Tom Riddle

    Tom Riddle

    𖤝 𝟓th year ― Mirror of erised

    Tom Riddle
    c.ai

    Standing just outside the door where the Mirror of Erised was kept, Tom took a slow, steady breath, rolling his wand once between his fingers.

    “Alohomora.” The lock clicked open at once.

    He stepped inside, shutting the door behind him. The room smelled of dust and old stone. His eyes settled on the tall mirror at the center, its surface hidden beneath a heavy cloth.

    He had read about it through the books at the restricted section—a mirror that revealed not your reflection, but your deepest desire.

    Tom Riddle did not believe in childish fantasies. He had plans. Ambitions. A future that required precision and ruthlessness. Love had no place in it. Attachment was weakness. Dependency, a liability.

    And yet… on sleepless nights beneath the carved canopy of his bed, there was always a quieter question beneath those grand designs.

    What did he want—when no one was watching?

    With a sharp motion, he pulled the cloth away. It slid to the floor with a muted thud.

    He looked up—

    —and froze.

    He was not alone in the mirror.

    You stood there. Clear. Looking at him the way you always had.

    For a moment, his mind rejected it. He had buried that feeling long ago, crushed it beneath logic and ambition. You were useful. Loyal. Intelligent. From a respected pureblood family. A valuable ally. That was all he allowed you to be.

    But the mirror did not lie.

    In its silver depths, you stood at his side, your hand resting lightly in his. His expression was softer than he had ever permitted in waking life.
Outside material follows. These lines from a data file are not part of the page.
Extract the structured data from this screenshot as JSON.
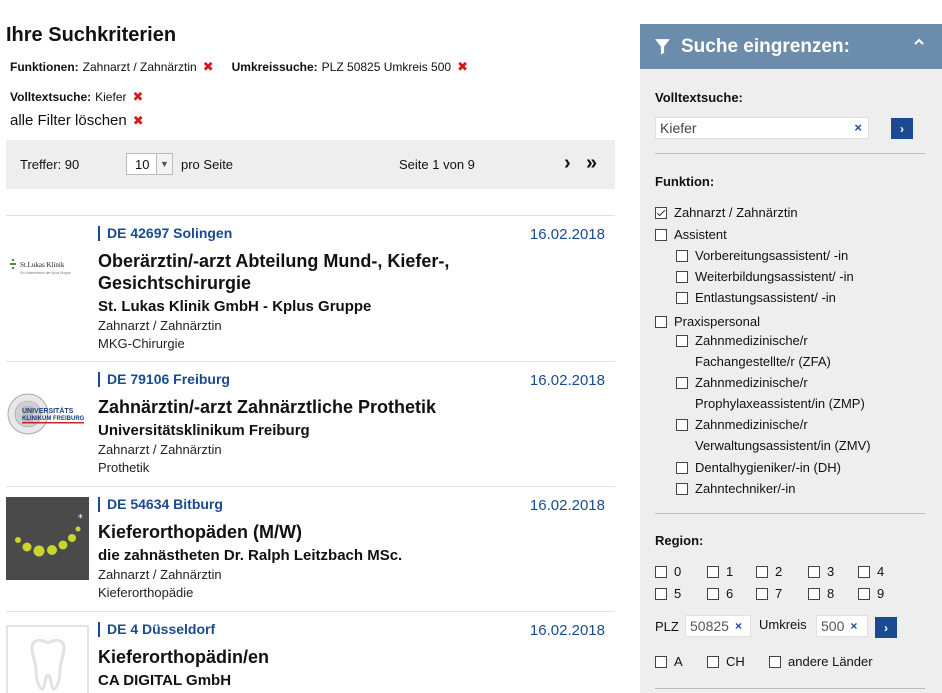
{
  "criteria": {
    "title": "Ihre Suchkriterien",
    "chips": [
      {
        "label": "Funktionen:",
        "value": "Zahnarzt / Zahnärztin"
      },
      {
        "label": "Umkreissuche:",
        "value": "PLZ 50825 Umkreis 500"
      },
      {
        "label": "Volltextsuche:",
        "value": "Kiefer"
      }
    ],
    "clear_all": "alle Filter löschen",
    "remove_glyph": "✖"
  },
  "pager": {
    "hits": "Treffer: 90",
    "per_page_value": "10",
    "per_page_label": "pro Seite",
    "page_info": "Seite 1 von 9",
    "next": "›",
    "last": "»"
  },
  "results": [
    {
      "location": "DE 42697 Solingen",
      "date": "16.02.2018",
      "title": "Oberärztin/-arzt Abteilung Mund-, Kiefer-, Gesichtschirurgie",
      "company": "St. Lukas Klinik GmbH - Kplus Gruppe",
      "function": "Zahnarzt / Zahnärztin",
      "field": "MKG-Chirurgie",
      "logo_name": "St.Lukas Klinik",
      "logo_sub": "Ein Unternehmen der Kplus Gruppe"
    },
    {
      "location": "DE 79106 Freiburg",
      "date": "16.02.2018",
      "title": "Zahnärztin/-arzt Zahnärztliche Prothetik",
      "company": "Universitätsklinikum Freiburg",
      "function": "Zahnarzt / Zahnärztin",
      "field": "Prothetik",
      "logo_name": "UNIVERSITÄTS",
      "logo_sub": "KLINIKUM FREIBURG"
    },
    {
      "location": "DE 54634 Bitburg",
      "date": "16.02.2018",
      "title": "Kieferorthopäden (M/W)",
      "company": "die zahnästheten Dr. Ralph Leitzbach MSc.",
      "function": "Zahnarzt / Zahnärztin",
      "field": "Kieferorthopädie"
    },
    {
      "location": "DE 4 Düsseldorf",
      "date": "16.02.2018",
      "title": "Kieferorthopädin/en",
      "company": "CA DIGITAL GmbH"
    }
  ],
  "sidebar": {
    "header": "Suche eingrenzen:",
    "fulltext_label": "Volltextsuche:",
    "fulltext_value": "Kiefer",
    "clear_glyph": "×",
    "go_glyph": "›",
    "function_label": "Funktion:",
    "functions": [
      {
        "label": "Zahnarzt / Zahnärztin",
        "checked": true,
        "level": 0
      },
      {
        "label": "Assistent",
        "checked": false,
        "level": 0
      },
      {
        "label": "Vorbereitungsassistent/ -in",
        "checked": false,
        "level": 1
      },
      {
        "label": "Weiterbildungsassistent/ -in",
        "checked": false,
        "level": 1
      },
      {
        "label": "Entlastungsassistent/ -in",
        "checked": false,
        "level": 1
      },
      {
        "label": "Praxispersonal",
        "checked": false,
        "level": 0
      },
      {
        "label": "Zahnmedizinische/r",
        "label2": "Fachangestellte/r (ZFA)",
        "checked": false,
        "level": 1
      },
      {
        "label": "Zahnmedizinische/r",
        "label2": "Prophylaxeassistent/in (ZMP)",
        "checked": false,
        "level": 1
      },
      {
        "label": "Zahnmedizinische/r",
        "label2": "Verwaltungsassistent/in (ZMV)",
        "checked": false,
        "level": 1
      },
      {
        "label": "Dentalhygieniker/-in (DH)",
        "checked": false,
        "level": 1
      },
      {
        "label": "Zahntechniker/-in",
        "checked": false,
        "level": 1
      }
    ],
    "region_label": "Region:",
    "regions": [
      "0",
      "1",
      "2",
      "3",
      "4",
      "5",
      "6",
      "7",
      "8",
      "9"
    ],
    "plz_label": "PLZ",
    "plz_value": "50825",
    "radius_label": "Umkreis",
    "radius_value": "500",
    "countries": [
      "A",
      "CH",
      "andere Länder"
    ]
  }
}
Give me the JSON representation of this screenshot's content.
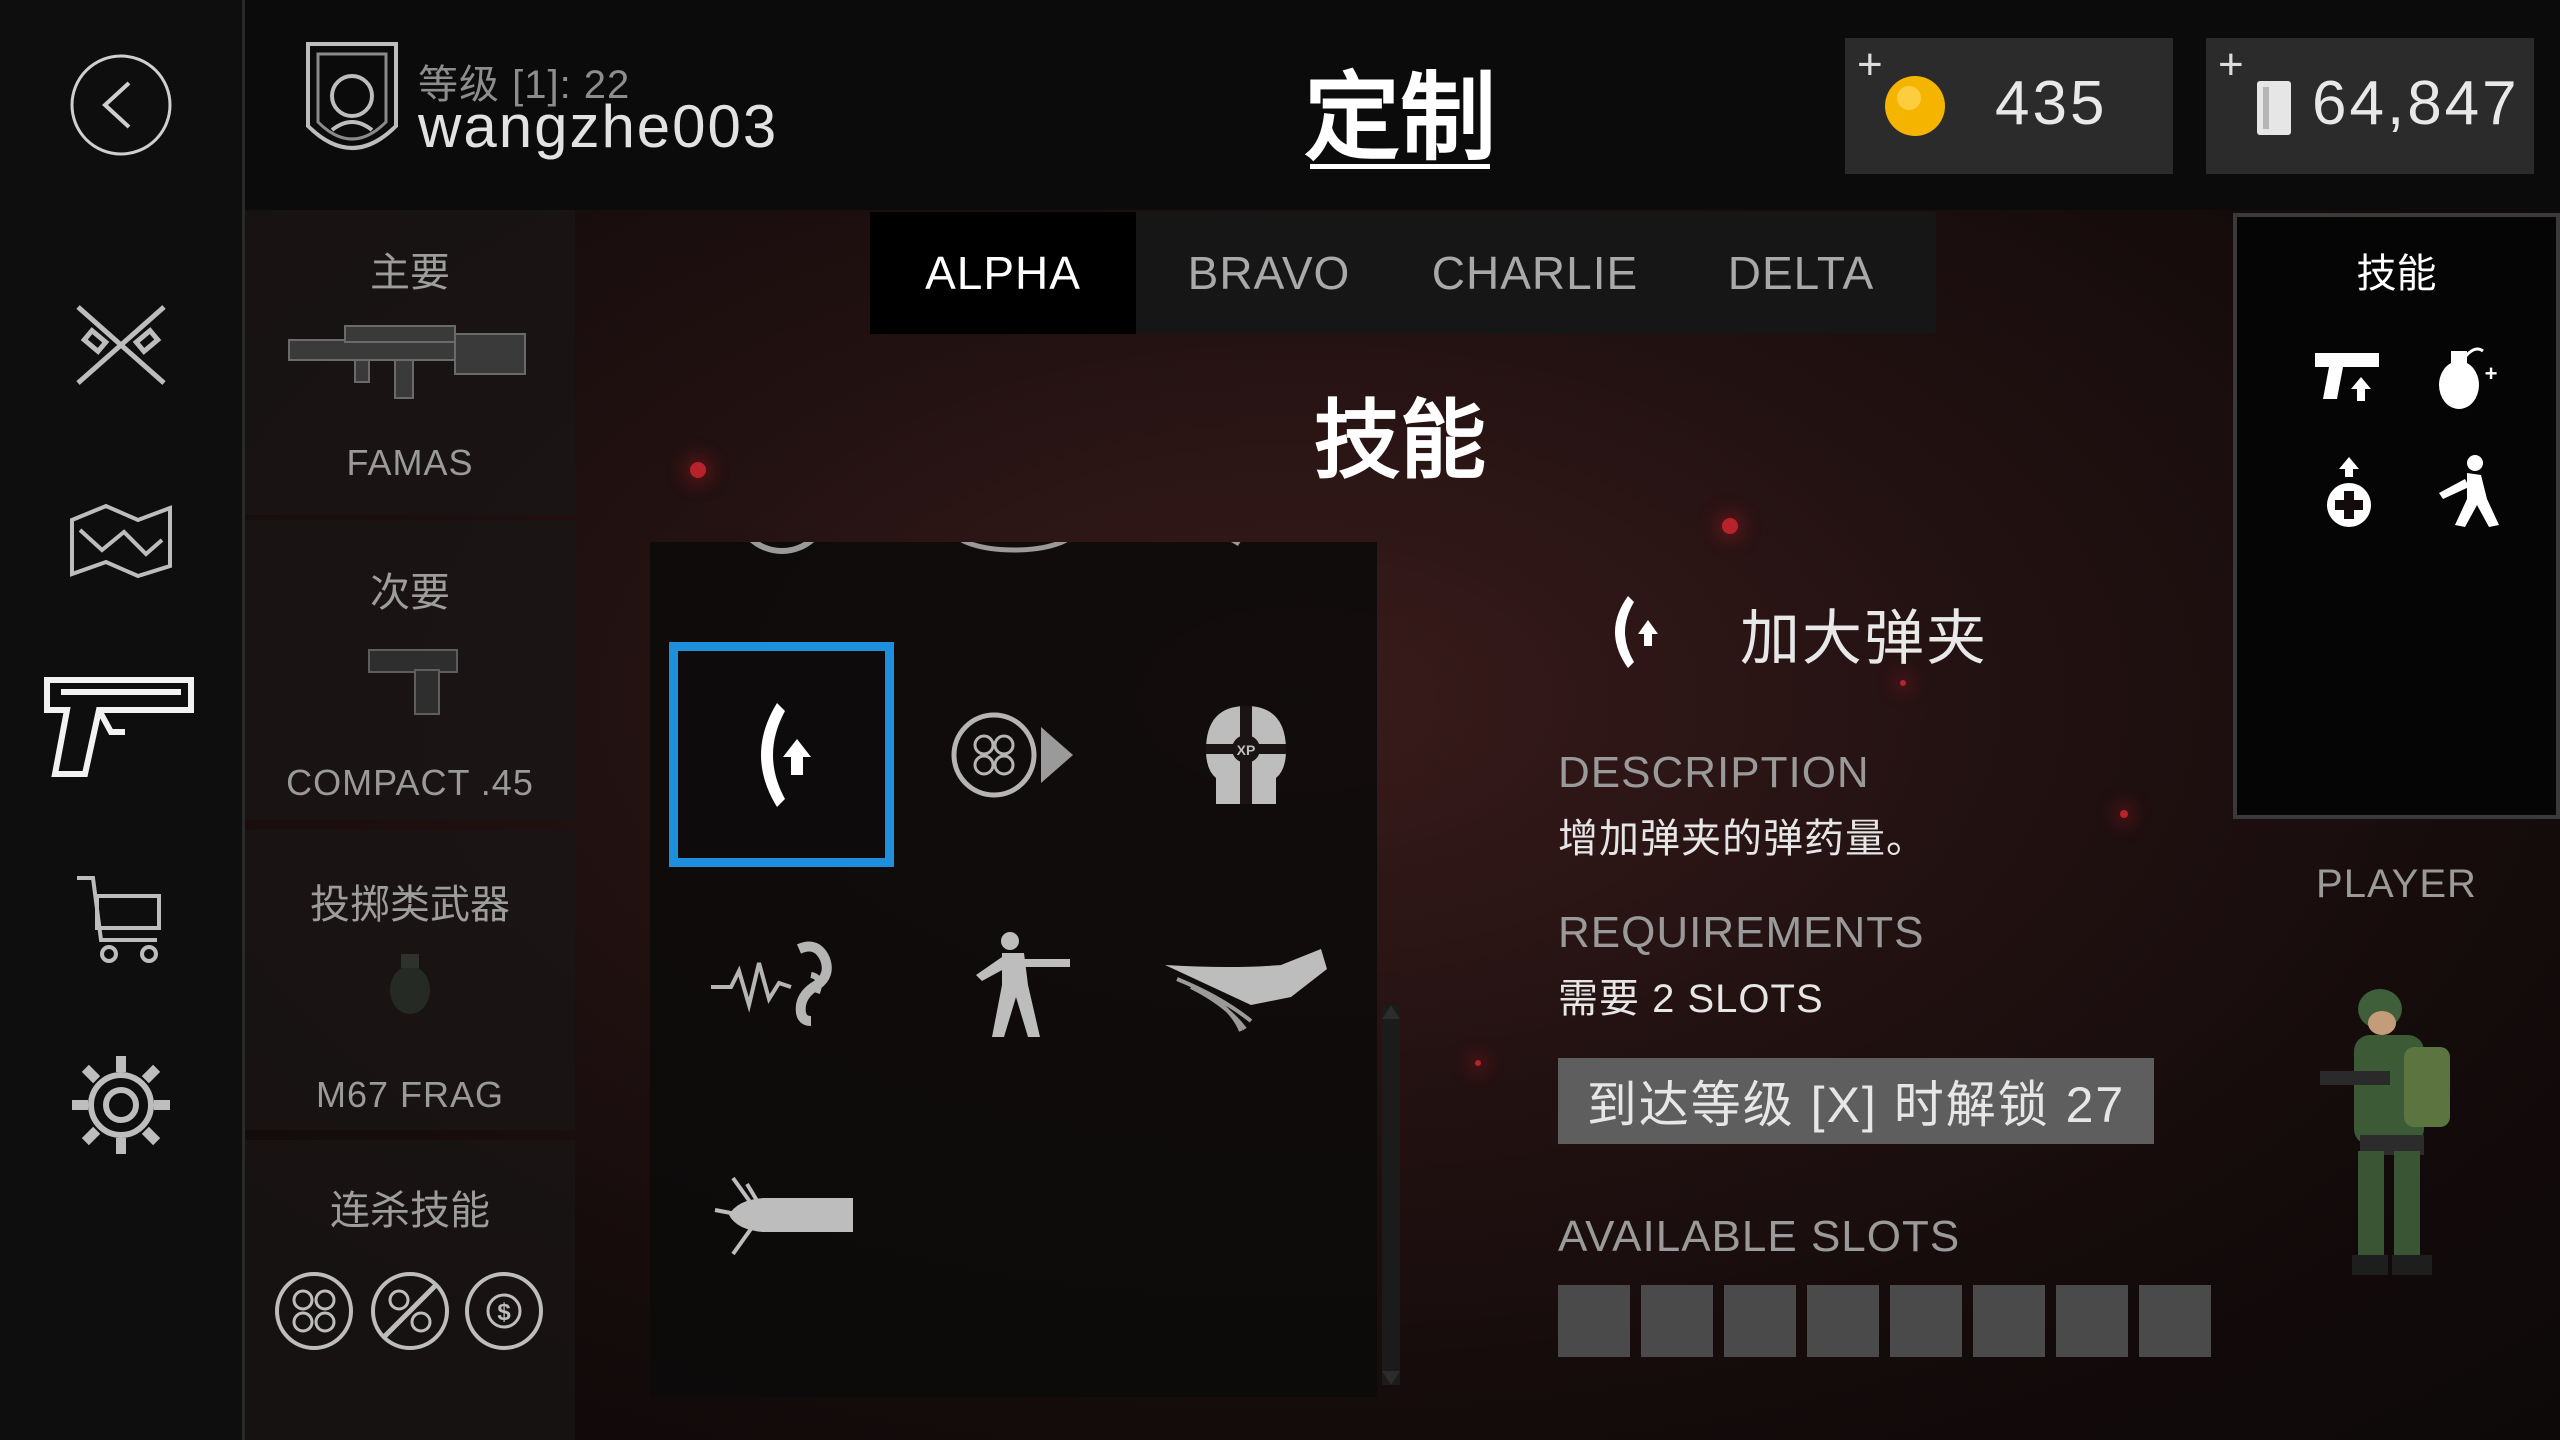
{
  "header": {
    "rank_label": "等级 [1]: 22",
    "username": "wangzhe003",
    "title": "定制",
    "coins": {
      "plus": "+",
      "value": "435"
    },
    "cash": {
      "plus": "+",
      "value": "64,847"
    }
  },
  "nav": {
    "items": [
      "back-icon",
      "crossed-weapons-icon",
      "map-icon",
      "pistol-icon",
      "cart-icon",
      "gear-icon"
    ],
    "active": "pistol-icon"
  },
  "loadout": {
    "primary": {
      "category": "主要",
      "weapon": "FAMAS"
    },
    "secondary": {
      "category": "次要",
      "weapon": "COMPACT .45"
    },
    "throwable": {
      "category": "投掷类武器",
      "weapon": "M67 FRAG"
    },
    "killstreak": {
      "category": "连杀技能",
      "icons": [
        "drone-icon",
        "drone-disabled-icon",
        "cash-drone-icon"
      ]
    }
  },
  "tabs": [
    "ALPHA",
    "BRAVO",
    "CHARLIE",
    "DELTA"
  ],
  "active_tab": "ALPHA",
  "section_title": "技能",
  "skills_grid": {
    "selected": "extended-mag-icon",
    "icons": [
      "speed-icon",
      "stealth-icon",
      "hand-icon",
      "extended-mag-icon",
      "drone-boost-icon",
      "xp-head-icon",
      "hearing-icon",
      "soldier-icon",
      "fast-hand-icon",
      "bullet-icon"
    ]
  },
  "detail": {
    "name": "加大弹夹",
    "description_label": "DESCRIPTION",
    "description": "增加弹夹的弹药量。",
    "requirements_label": "REQUIREMENTS",
    "requirements": "需要 2 SLOTS",
    "unlock_label": "到达等级 [X] 时解锁 27",
    "available_slots_label": "AVAILABLE SLOTS",
    "available_slots_count": 8
  },
  "equipped_panel": {
    "title": "技能",
    "icons": [
      "gun-skill-icon",
      "grenade-plus-icon",
      "medkit-icon",
      "sprint-icon"
    ]
  },
  "player": {
    "label": "PLAYER"
  },
  "colors": {
    "selection": "#1e8fdc",
    "coin": "#f5b400",
    "accent_red": "#b8232b"
  }
}
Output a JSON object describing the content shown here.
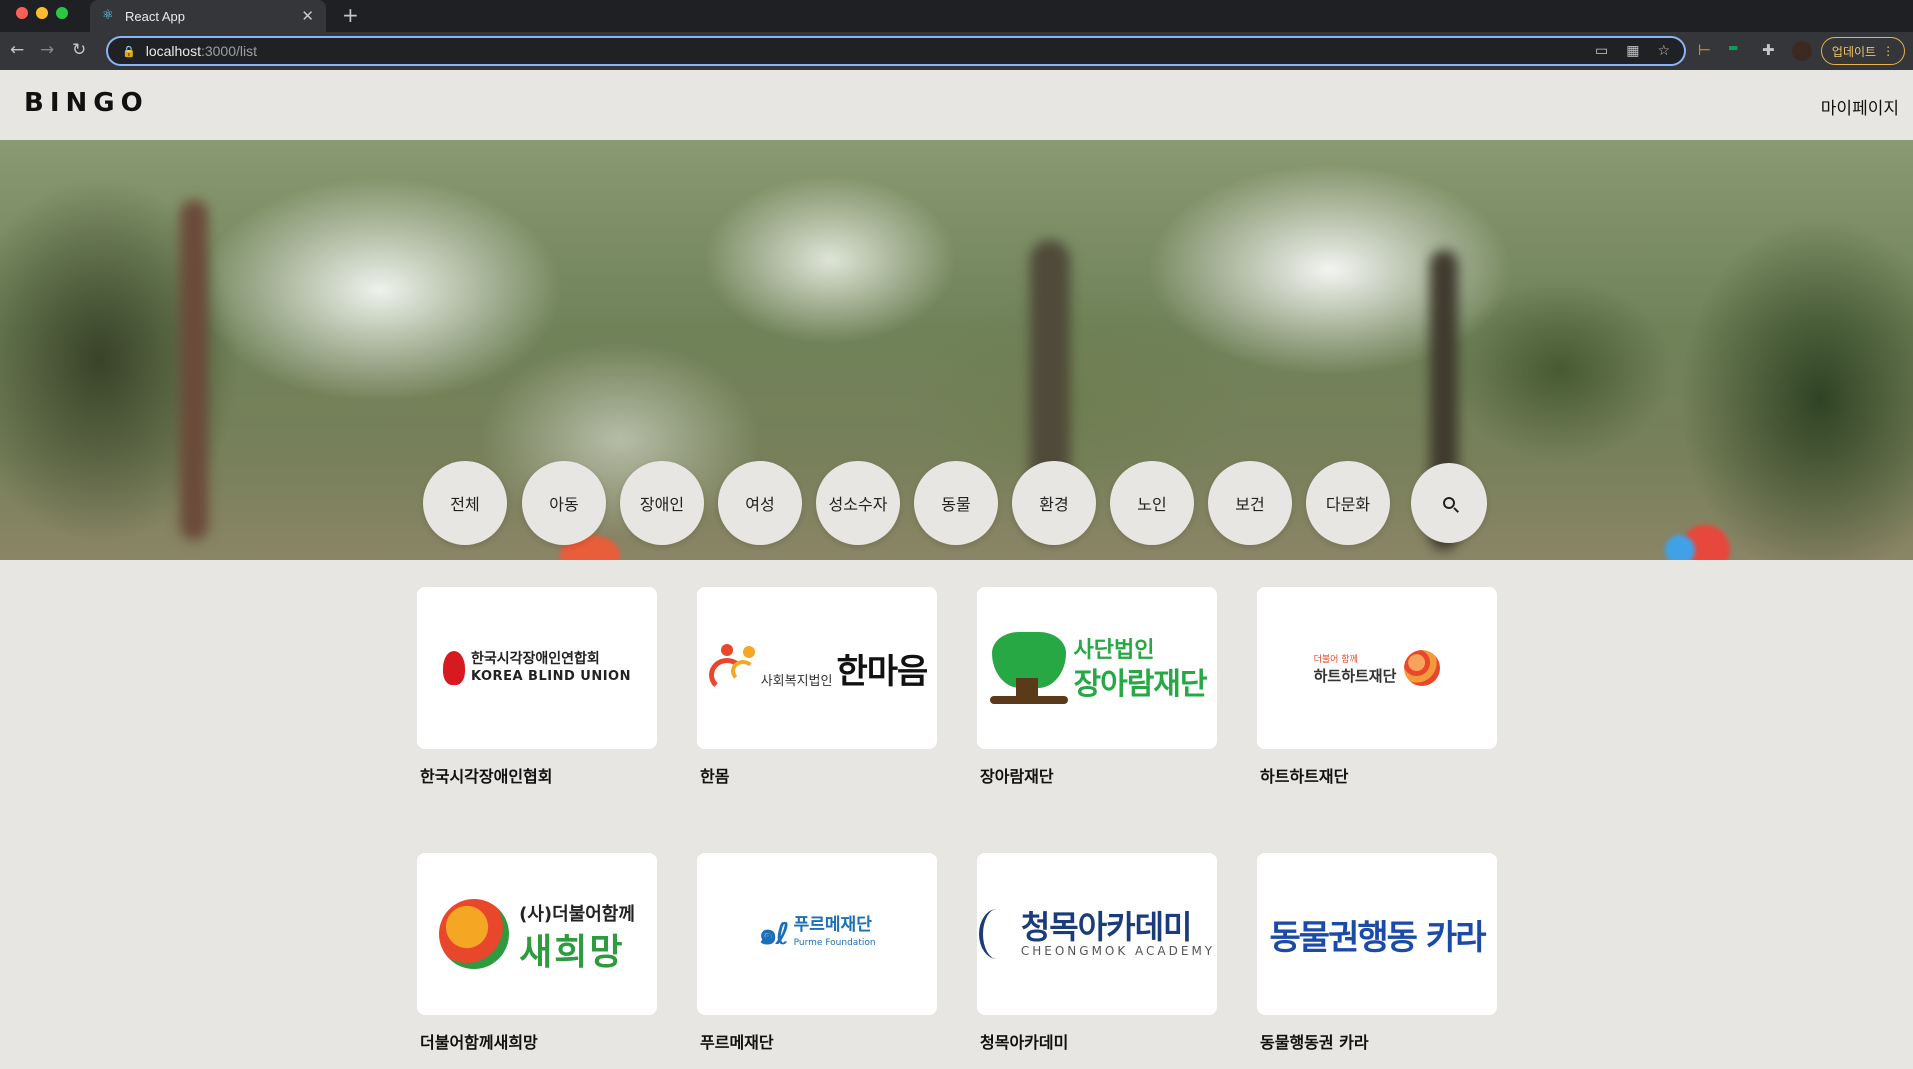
{
  "browser": {
    "tab_title": "React App",
    "url_host": "localhost",
    "url_path": ":3000/list",
    "update_label": "업데이트"
  },
  "header": {
    "logo": "BINGO",
    "mypage": "마이페이지"
  },
  "categories": [
    "전체",
    "아동",
    "장애인",
    "여성",
    "성소수자",
    "동물",
    "환경",
    "노인",
    "보건",
    "다문화"
  ],
  "cards": [
    {
      "name": "한국시각장애인협회",
      "logo_ko": "한국시각장애인연합회",
      "logo_en": "KOREA BLIND UNION"
    },
    {
      "name": "한몸",
      "logo_sub": "사회복지법인",
      "logo_main": "한마음"
    },
    {
      "name": "장아람재단",
      "logo_sub": "사단법인",
      "logo_main": "장아람재단"
    },
    {
      "name": "하트하트재단",
      "logo_sub": "더불어 함께",
      "logo_main": "하트하트재단"
    },
    {
      "name": "더불어함께새희망",
      "logo_sub": "(사)더불어함께",
      "logo_main": "새희망"
    },
    {
      "name": "푸르메재단",
      "logo_main": "푸르메재단",
      "logo_en": "Purme Foundation"
    },
    {
      "name": "청목아카데미",
      "logo_main": "청목아카데미",
      "logo_en": "CHEONGMOK ACADEMY"
    },
    {
      "name": "동물행동권 카라",
      "logo_main": "동물권행동",
      "logo_bold": "카라"
    }
  ],
  "colors": {
    "page_bg": "#e8e6e2",
    "accent_green": "#27a844",
    "accent_blue": "#1b4aa8"
  }
}
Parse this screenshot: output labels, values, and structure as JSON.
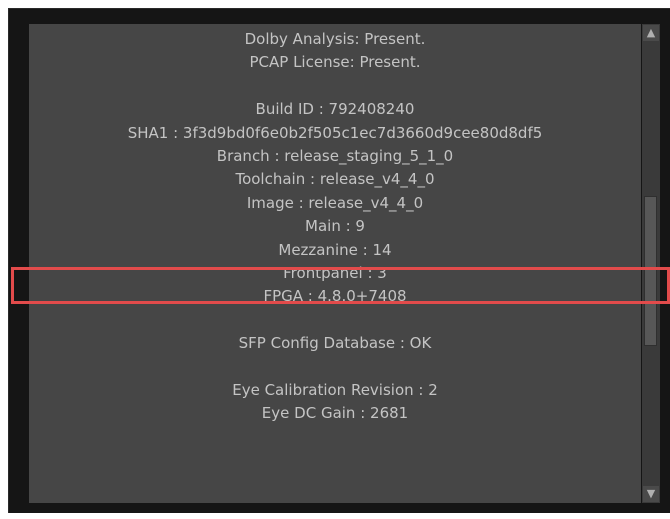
{
  "info_lines": [
    "Dolby Analysis: Present.",
    "PCAP License: Present.",
    "",
    "Build ID : 792408240",
    "SHA1 : 3f3d9bd0f6e0b2f505c1ec7d3660d9cee80d8df5",
    "Branch : release_staging_5_1_0",
    "Toolchain : release_v4_4_0",
    "Image : release_v4_4_0",
    "Main : 9",
    "Mezzanine : 14",
    "Frontpanel : 3",
    "FPGA : 4.8.0+7408",
    "",
    "SFP Config Database : OK",
    "",
    "Eye Calibration Revision : 2",
    "Eye DC Gain : 2681"
  ],
  "scrollbar": {
    "up_icon": "triangle-up",
    "down_icon": "triangle-down"
  },
  "highlight": {
    "color": "#e24b4b",
    "target_line": "Mezzanine : 14"
  }
}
    Memories surfaced—first year, the whispers, the isolation. The way the other children kept their distance from the quiet, odd boy from the orphanage.

    You had walked up to him anyway. Spoken to him as though he were normal. Worth knowing. You stayed through every year, every triumph, everything before what he was now.

    He told himself you were just someone he could take advantage of when needed.

    But standing there, he understood the truth.

    He did not crave power in that reflection.

    He craved you.

    His jaw tightened. His fingers curled at his sides.

    Love was weakness. He had sworn to rise above it.

    And yet the mirror showed what ambition never could fill—the quiet warmth of someone who had chosen him before he became extraordinary. Before he became anything at all.

    For the first time in a long while, fear crept into his chest.

    Because if this was his deepest desire—

    Then it was the one thing he could never allow himself to have.

    His fingers trembled once.

    Tom tore his gaze away as if burned. He snatched the fallen cloth, and threw it back over the mirror without another glance.

    He stood there a moment, forcing his heartbeat to steady, forcing the image of your hand in his to disappear.

    Then he turned sharply and strode out, the door shutting harder than necessary.

    He would not be ruled by something so quaint.

    The next morning, the Great Hall buzzed with clattering plates and low conversation. Sunlight streamed through the high windows.

    You sat across from him. Close enough that he could hear your breathing.

    Tom kept his gaze fixed on his plate. He did not look at you. He couldn’t.

    When you spoke, he answered curtly without lifting his eyes. When you laughed softly at something someone else said, his grip tightened almost imperceptibly around his fork. He was acutely aware of your presence—every movement, every shift—

    And of course you noticed.

    Of course you did.

    And Tom knew you caught onto that as well.